An intimacy envelopes and blooms, online, in this document,
breathing, marked by a counter.
A counter once marked by a deadline on paper, now, on screen, blinking a marker, signifying a time unfamiliar.
Breathing with others, in time with others, not close,
but intimate and proximate through our blinking guide.
In light, infinity illuminated, bound by a darkness that contains. This is an arabesque
on display, functioning as a means of commune, communication.

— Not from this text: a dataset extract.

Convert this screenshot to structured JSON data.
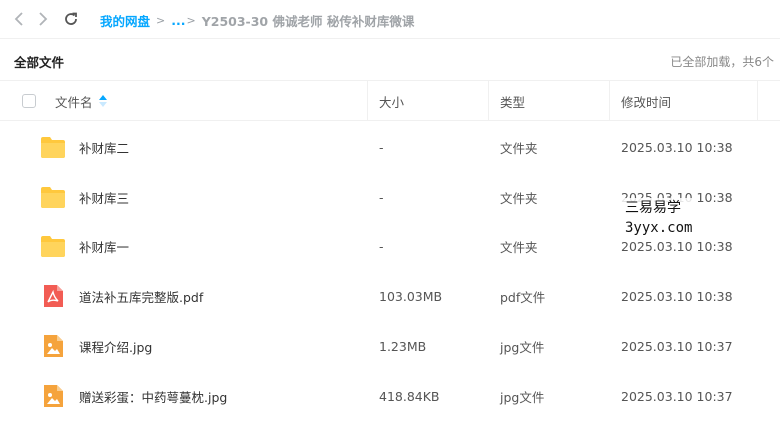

Functioning as a means of producing proximity anew, intimacy anew,
of words, utterances on a new page, choreographed, bound
by the dark of the window’s frame.
This frame contains a total, but arouses a long sweep through time:
imbued with an aesthetic that manifests in discourse through fits of pique,
popular art, lifestyle. Now!
Imbued then with Maurice Blanchot’s neutral other,
in colour —
let us not negate the greatness of all that it lets. Beneath this clean sweep
you bear crevices, a cloven hoof, teeth, eggs, a staircase.
You are no longer the Arabesque, an instrument, but an object, moving very slowly through
the earth’s global waters that inspired so much in your creator. These waters, unmanned, signify
a beautiful idea. I bide my time to be held by the perfect image."